El horizonte se estaba abrillantando, trocando su color rojo sombrío en un amarillo, luego en un azul y después en un intenso y clareante violeta. La Enana Blanca estaba alzándose sobre el horizonte, arrastrando consigo su marea estelar.

Bowman se protegió los ojos con las manos ante el intolerable fulgor del pequeño sol, y enfocó el revuelto paisaje estelar, cuyo campo gravitatorio aspiraba hacia el firmamento. En una ocasión había visto una tromba atravesando el Caribe; esta llameante torre tenía casi la misma forma. Sólo la escala era ligeramente diferente, pues en su base la columna era probablemente mas vasta que el planeta Tierra.

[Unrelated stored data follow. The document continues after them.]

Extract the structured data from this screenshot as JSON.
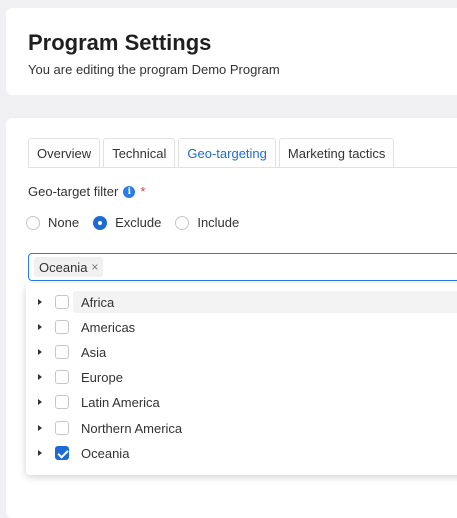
{
  "header": {
    "title": "Program Settings",
    "subtitle": "You are editing the program Demo Program"
  },
  "tabs": [
    {
      "label": "Overview",
      "active": false
    },
    {
      "label": "Technical",
      "active": false
    },
    {
      "label": "Geo-targeting",
      "active": true
    },
    {
      "label": "Marketing tactics",
      "active": false
    }
  ],
  "geo_filter": {
    "label": "Geo-target filter",
    "required_mark": "*",
    "info_icon": "i",
    "options": [
      {
        "label": "None",
        "selected": false
      },
      {
        "label": "Exclude",
        "selected": true
      },
      {
        "label": "Include",
        "selected": false
      }
    ],
    "selected_tags": [
      {
        "label": "Oceania",
        "close": "×"
      }
    ]
  },
  "dropdown": {
    "items": [
      {
        "label": "Africa",
        "checked": false
      },
      {
        "label": "Americas",
        "checked": false
      },
      {
        "label": "Asia",
        "checked": false
      },
      {
        "label": "Europe",
        "checked": false
      },
      {
        "label": "Latin America",
        "checked": false
      },
      {
        "label": "Northern America",
        "checked": false
      },
      {
        "label": "Oceania",
        "checked": true
      }
    ]
  },
  "colors": {
    "accent": "#1e6ad6",
    "info": "#2a7be4",
    "required": "#d94040"
  }
}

Y luego, inmediatamente bajo él, Bowman reparó en algo que era seguramente nuevo, puesto que difícilmente pudo haberlo omitido antes, de haber estado allí. Moviéndose a través del océano de gas incandescente, había miríadas de brillantes burbujas que relucían con perlada luz, apareciendo y desapareciendo en un período de breves segundos. Y todas ellas se movían también en la misma dirección, como salmones corriente arriba; a veces oscilaban atrás y adelante de forma que se entrelazaban sus trayectorias, pero no se tocaban en ningún momento.

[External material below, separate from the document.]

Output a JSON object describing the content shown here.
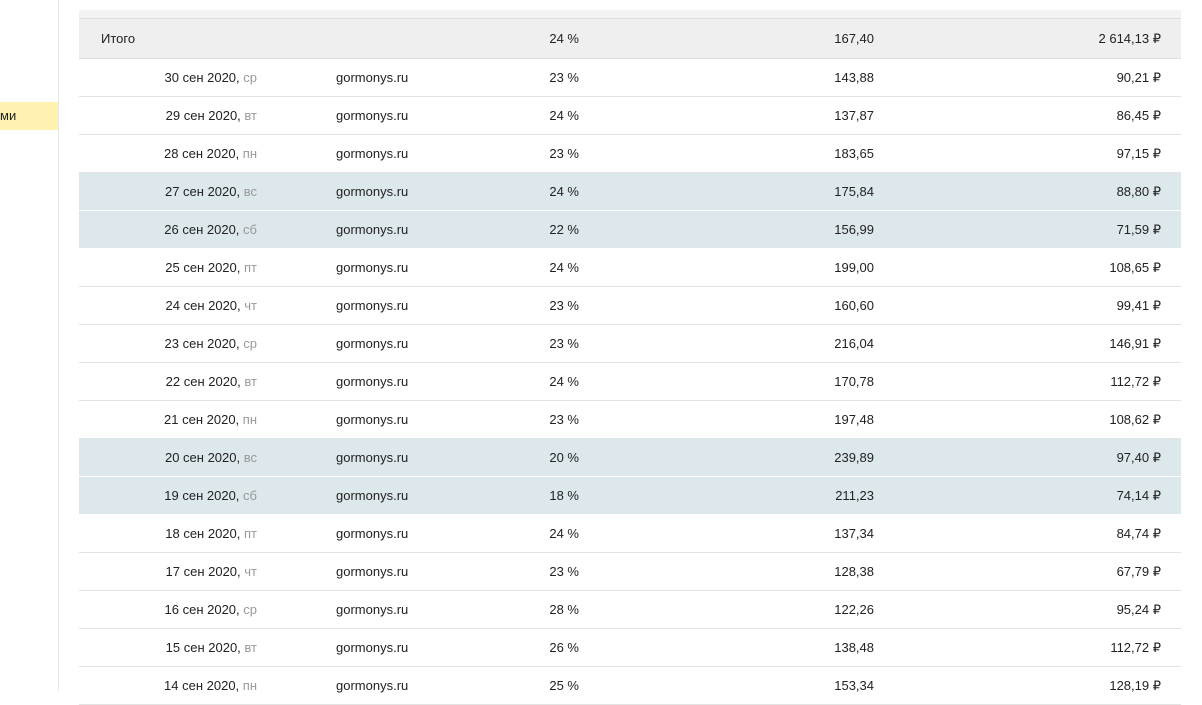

Había miles de ellas, y cuanto más las contemplaba Bowman, más se convencía que su movimiento tenía un propósito. Estaban demasiado lejos de él como para descubrir detalles de su estructura; mas el que pudiera simplemente verlas en aquel colosal panorama, suponía que tenían que tener un diámetro de docenas —y quizá de centenares— de kilómetros. Si eran seres organizados, ciertamente eran leviatanes, construidos a la escala del mundo que habitaban.

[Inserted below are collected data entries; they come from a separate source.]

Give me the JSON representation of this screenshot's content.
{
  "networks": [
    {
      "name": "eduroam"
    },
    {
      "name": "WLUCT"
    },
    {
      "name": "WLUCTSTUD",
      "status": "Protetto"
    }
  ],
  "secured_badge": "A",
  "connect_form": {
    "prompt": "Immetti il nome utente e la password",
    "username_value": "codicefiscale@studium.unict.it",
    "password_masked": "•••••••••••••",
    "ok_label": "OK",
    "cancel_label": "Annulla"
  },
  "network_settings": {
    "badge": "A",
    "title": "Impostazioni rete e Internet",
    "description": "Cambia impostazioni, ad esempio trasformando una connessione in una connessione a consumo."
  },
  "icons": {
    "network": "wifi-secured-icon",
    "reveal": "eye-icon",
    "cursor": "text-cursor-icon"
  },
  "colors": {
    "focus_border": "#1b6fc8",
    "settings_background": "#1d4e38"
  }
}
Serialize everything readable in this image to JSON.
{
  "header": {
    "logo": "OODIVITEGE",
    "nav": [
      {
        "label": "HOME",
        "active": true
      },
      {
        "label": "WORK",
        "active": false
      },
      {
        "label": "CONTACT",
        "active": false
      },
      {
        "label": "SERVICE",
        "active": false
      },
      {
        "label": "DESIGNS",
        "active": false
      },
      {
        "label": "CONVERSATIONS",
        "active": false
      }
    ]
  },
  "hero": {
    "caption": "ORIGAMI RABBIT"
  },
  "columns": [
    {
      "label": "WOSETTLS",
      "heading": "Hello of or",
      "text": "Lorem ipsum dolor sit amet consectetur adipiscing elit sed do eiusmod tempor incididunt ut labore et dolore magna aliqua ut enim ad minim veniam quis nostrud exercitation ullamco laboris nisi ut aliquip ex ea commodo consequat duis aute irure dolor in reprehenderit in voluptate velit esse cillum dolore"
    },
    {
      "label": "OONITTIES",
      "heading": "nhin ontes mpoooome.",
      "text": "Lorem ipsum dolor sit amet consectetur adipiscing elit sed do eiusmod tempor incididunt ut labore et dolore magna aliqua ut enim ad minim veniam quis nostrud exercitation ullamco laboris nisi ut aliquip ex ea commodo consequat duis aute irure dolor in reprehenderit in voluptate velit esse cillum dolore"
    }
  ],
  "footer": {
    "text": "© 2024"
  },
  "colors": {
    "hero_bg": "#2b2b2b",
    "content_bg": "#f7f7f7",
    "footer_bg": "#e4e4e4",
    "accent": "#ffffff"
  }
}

Quizá fueran sólo nubes de plasma, poseyendo estabilidad temporal por alguna singular combinación de fuerzas naturales, como las efímeras esferas o bolas de fuego que aún desconcertaban a los científicos terrestres. Ésta era una fácil, y quizá consoladora, explicación; pero al mirar Bowman abajo, hacia aquel vasto torrente estelar, no pudo realmente creerlo. Aquellos relucientes nódulos de luz sabían adónde se dirigían; estaban convergiendo deliberadamente hacia el pilar de fuego elevado por la Enana Blanca al orbitar cerca del astro central.

Bowman clavó la mirada nuevamente en aquella columna ascendente, que se movía ahora a lo largo del horizonte, bajo la minúscula y maciza estrella que la gobernaba. ¿Podía ser pura imaginación… o había allí retazos de luminosidad más brillante trepando por aquel enorme géiser de gas, como si miríadas de centelleantes chispas se hubiesen combinado en continentes enteros de fosforescencia?

La idea sobrepasaba casi la fantasía, pero quizá estaba contemplando nada menos que una migración de estrella a estrella, a través de un puente de fuego. Si se trataba de un movimiento de irracionales bestias cósmicas conducidas a través del espacio por algún perentorio apremio, o un vasto concurso de entes dotados de inteligencia, eso no lo sabría probablemente jamás.

Estaba moviéndose a través de un nuevo orden de creación, con el cual pocos hombres soñaron siquiera. Más allá de los reinos del mar y la tierra y el aire y el espacio se hallaba el reino del fuego, del cual él sólo había tenido el privilegio de tener un vislumbre. Era demasiado esperar que también lo comprendiese.